Thursday, April 10th, 2008 by Merrilee

A few more Flickr related things:

The Boston Public Library has posted photos to Flickr. Like Library of Congress, the collections are open to commentary and tags, although initially they were not. From a brief scan of the collection, there are considerably fewer comments on the items than on items in LCs Flickr collections. I hope to spend some time with folks from the Boston Public Library in May, and if I find out more about this project and can share, I will. War posters, cased photos, there’s a lot to love….

Like the Library of Congress, the Powerhouse Museum has joined the Flickr Commons.

You can now post video on Flickr. At first I thought this was a little odd, but when I read more, it made sense. It’s only for Pro accounts, and you are limited to 90 second clips. This makes good sense, because sometimes a photo doesn’t quite cut it (I have some “videos” I’ve taken that are really more about getting a paranoramic sweep of something when I’m too lazy to actually cut and paste a series of photos together). It’s not a replacement for YouTube or other video sharing sites. Long photos.

Impact of digitization on scholarship and collecting

Tuesday, April 1st, 2008 by Merrilee

Last week there was an announcement that the Folger Library, the Bodleian Library at University of Oxford, and the Maryland Institute for Technology in the Humanities at the University of Maryland (all RLG Partners!) have been awarded one of five transatlantic collaboration grants in the new JISC/NEH Transatlantic Digitization Collaboration Grants. The grant will help create The Shakespeare Quartos Archive, “a freely-accessible, high-resolution digital collection of the 75 pre-1641 quarto editions of Shakespeare’s plays.” This will be a boon to scholarship, indeed.
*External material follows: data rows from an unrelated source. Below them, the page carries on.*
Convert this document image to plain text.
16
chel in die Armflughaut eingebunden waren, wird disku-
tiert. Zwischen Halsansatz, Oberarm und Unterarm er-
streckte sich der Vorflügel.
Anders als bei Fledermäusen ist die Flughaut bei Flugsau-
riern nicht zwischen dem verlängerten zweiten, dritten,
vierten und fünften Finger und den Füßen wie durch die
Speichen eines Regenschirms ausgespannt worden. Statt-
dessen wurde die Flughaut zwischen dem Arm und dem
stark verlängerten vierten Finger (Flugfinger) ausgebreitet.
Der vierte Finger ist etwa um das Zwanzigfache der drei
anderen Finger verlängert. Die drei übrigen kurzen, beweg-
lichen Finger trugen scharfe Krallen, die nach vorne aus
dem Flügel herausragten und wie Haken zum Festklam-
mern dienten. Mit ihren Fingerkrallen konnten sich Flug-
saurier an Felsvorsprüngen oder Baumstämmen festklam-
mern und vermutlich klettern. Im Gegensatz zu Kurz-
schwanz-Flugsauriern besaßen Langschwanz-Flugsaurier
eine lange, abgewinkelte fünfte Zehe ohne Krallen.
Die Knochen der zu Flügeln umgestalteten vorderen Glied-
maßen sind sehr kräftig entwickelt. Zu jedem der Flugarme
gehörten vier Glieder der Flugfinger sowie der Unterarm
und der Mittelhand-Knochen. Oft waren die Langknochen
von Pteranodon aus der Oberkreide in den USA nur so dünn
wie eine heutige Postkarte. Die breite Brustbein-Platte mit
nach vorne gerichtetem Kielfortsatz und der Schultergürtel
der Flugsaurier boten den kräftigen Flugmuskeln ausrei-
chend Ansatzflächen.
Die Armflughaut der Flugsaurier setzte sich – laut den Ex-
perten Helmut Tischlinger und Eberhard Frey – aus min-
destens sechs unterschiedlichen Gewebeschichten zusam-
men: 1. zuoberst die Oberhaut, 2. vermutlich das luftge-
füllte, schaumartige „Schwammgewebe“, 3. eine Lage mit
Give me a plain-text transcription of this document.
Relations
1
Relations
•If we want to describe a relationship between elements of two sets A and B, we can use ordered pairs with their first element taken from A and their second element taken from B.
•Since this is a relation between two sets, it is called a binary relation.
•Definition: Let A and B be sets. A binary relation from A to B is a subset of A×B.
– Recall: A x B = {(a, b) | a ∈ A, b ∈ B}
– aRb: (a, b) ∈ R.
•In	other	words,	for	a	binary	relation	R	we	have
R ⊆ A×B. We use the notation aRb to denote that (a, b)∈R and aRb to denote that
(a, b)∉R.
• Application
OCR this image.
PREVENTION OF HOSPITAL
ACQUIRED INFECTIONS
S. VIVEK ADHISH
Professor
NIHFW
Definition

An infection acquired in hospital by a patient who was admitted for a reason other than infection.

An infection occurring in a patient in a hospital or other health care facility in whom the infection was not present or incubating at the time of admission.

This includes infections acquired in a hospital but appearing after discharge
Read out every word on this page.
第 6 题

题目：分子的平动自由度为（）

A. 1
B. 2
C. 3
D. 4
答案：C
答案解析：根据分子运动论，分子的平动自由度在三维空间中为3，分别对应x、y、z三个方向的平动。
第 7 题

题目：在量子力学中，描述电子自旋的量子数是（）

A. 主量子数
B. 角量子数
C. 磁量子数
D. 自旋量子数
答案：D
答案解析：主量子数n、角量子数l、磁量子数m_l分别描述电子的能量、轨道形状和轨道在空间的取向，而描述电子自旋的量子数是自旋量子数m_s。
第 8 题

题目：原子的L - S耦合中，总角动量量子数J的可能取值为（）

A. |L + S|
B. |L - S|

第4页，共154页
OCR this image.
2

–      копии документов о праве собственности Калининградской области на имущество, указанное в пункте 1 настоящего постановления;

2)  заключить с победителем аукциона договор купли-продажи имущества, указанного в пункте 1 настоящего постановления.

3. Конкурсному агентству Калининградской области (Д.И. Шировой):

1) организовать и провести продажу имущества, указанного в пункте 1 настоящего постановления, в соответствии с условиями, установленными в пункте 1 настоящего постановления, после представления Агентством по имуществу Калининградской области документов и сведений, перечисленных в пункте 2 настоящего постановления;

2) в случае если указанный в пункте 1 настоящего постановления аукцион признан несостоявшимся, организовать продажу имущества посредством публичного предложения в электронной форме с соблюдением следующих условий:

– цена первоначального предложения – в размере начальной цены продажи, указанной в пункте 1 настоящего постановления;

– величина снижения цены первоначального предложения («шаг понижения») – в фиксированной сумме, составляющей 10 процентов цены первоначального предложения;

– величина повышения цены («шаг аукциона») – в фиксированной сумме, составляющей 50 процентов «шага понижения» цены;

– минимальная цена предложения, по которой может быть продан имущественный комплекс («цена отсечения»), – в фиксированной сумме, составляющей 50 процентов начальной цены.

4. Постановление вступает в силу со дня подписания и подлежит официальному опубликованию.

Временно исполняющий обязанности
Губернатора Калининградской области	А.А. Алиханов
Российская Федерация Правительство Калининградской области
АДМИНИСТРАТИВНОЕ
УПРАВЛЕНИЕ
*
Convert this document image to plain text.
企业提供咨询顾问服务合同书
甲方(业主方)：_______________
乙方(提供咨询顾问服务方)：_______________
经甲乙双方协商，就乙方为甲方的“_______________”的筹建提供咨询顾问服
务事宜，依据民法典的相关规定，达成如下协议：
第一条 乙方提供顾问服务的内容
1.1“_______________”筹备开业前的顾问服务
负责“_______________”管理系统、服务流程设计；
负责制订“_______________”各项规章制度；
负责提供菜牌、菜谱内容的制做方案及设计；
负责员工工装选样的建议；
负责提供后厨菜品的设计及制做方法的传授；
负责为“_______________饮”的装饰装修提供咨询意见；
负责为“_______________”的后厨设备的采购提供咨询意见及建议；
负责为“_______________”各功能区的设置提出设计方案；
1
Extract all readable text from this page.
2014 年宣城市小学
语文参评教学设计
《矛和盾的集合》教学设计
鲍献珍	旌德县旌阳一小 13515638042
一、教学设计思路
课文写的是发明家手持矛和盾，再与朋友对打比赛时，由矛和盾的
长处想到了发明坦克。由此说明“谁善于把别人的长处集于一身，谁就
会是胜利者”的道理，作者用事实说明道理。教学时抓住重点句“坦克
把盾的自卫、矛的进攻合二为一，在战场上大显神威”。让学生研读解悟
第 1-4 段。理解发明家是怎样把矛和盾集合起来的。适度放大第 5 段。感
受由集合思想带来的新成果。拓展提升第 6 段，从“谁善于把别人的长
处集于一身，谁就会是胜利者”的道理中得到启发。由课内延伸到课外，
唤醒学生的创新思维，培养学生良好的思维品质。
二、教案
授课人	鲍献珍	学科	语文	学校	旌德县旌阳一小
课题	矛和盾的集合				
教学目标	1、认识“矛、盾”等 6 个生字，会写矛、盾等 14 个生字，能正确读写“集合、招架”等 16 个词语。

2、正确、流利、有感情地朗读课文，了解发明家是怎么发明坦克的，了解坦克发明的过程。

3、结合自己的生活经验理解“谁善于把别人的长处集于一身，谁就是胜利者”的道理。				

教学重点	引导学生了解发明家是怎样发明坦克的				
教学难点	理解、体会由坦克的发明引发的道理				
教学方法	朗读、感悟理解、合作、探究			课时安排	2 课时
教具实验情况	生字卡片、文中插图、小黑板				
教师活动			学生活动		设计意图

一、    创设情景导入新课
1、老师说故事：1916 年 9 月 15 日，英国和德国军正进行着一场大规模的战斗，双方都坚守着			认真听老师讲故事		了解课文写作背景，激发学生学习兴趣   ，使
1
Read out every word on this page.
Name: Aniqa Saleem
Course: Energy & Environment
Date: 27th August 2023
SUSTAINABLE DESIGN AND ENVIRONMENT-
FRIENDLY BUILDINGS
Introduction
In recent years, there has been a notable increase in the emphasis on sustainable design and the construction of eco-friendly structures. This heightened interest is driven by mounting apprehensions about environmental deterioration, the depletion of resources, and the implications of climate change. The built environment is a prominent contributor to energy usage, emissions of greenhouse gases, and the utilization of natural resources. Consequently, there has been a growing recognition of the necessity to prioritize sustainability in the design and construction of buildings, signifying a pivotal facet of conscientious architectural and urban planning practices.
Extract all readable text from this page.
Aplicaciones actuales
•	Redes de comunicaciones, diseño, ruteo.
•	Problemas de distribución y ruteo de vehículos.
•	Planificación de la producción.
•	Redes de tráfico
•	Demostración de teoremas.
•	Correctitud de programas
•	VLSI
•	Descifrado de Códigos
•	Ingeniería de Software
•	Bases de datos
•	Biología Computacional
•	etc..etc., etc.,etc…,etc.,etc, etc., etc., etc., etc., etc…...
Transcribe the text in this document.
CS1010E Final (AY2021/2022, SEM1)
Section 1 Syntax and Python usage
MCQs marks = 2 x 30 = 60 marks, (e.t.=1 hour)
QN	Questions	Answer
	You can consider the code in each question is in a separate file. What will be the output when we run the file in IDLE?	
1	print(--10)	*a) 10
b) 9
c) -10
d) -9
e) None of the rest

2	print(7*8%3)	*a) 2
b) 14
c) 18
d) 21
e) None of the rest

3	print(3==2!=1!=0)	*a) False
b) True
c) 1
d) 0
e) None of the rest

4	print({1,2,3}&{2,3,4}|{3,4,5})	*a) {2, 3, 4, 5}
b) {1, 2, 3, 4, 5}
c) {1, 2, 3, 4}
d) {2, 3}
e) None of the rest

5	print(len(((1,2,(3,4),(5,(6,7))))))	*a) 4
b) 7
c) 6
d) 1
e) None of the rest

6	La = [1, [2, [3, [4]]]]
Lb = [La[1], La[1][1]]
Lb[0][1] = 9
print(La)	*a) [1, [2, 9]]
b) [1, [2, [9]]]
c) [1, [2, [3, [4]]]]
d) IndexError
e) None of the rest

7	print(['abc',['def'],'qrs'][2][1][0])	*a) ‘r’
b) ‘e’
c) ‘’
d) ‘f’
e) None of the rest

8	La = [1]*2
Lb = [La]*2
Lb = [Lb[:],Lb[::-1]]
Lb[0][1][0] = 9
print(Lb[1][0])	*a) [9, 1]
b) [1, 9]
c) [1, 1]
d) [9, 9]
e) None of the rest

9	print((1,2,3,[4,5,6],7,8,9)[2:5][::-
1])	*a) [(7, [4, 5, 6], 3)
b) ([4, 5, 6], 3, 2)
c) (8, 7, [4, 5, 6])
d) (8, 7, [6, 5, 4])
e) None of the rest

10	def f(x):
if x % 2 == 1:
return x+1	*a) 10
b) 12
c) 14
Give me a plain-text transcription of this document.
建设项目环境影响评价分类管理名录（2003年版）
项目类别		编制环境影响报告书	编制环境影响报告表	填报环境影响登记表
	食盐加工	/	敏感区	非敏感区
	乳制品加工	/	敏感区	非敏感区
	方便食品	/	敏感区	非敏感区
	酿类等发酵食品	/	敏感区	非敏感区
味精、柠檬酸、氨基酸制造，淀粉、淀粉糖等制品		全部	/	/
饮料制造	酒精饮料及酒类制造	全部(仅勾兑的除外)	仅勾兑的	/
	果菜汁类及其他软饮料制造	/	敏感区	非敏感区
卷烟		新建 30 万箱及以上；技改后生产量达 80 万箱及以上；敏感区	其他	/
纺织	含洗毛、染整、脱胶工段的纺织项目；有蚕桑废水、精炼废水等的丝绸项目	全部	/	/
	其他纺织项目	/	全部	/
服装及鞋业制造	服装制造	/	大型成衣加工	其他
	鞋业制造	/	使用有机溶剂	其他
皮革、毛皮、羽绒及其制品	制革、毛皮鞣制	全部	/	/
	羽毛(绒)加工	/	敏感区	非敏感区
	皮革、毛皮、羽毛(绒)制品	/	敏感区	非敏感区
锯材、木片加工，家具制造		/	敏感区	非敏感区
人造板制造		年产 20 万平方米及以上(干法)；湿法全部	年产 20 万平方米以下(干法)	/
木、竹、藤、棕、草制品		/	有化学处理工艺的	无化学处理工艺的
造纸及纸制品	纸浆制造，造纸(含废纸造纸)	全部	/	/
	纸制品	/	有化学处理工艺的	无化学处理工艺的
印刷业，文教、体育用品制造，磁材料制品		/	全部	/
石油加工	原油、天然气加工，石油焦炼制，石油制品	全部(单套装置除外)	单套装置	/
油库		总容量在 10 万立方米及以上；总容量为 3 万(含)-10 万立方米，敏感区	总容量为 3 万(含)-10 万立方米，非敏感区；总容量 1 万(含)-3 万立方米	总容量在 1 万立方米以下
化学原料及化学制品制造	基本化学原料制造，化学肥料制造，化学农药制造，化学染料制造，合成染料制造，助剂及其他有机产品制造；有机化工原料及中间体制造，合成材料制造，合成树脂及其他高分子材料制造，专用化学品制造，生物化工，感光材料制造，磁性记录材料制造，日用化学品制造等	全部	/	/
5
As materials move online, in both licensed and freely available forms, what will be the impact on scholarship? On teaching and learning practice? On the collecting practices of research libraries? These are questions we are hoping to explore in the third day of our annual meeting (June 4th). This symposium, which we’re calling ” Digitization and the Humanities: Impact on Libraries and Special Collections,” will feature perspectives from scholars on how digital collections are impacting both their research and teaching practice. We’ll also have perspectives from university librarians (Paul Courant, University of Michigan and Robin Adams, Trinity College Dublin) on the potential impact on library collecting practices.

We’re fortunate that Philadelphia-area partners are terrific hosts. The symposium will be held at the Chemical Heritage Foundation, and on Tuesday evening (June 3rd), the Philadelphia Museum of Art will host a reception for attendees. It should be a great event and a thought provoking conversation, and we hope you will join us. RLG Partners may register online.

While you’re at it, check out the program for our Annual Meeting. I’ll be blogging more about what we have planned at that event in the near future.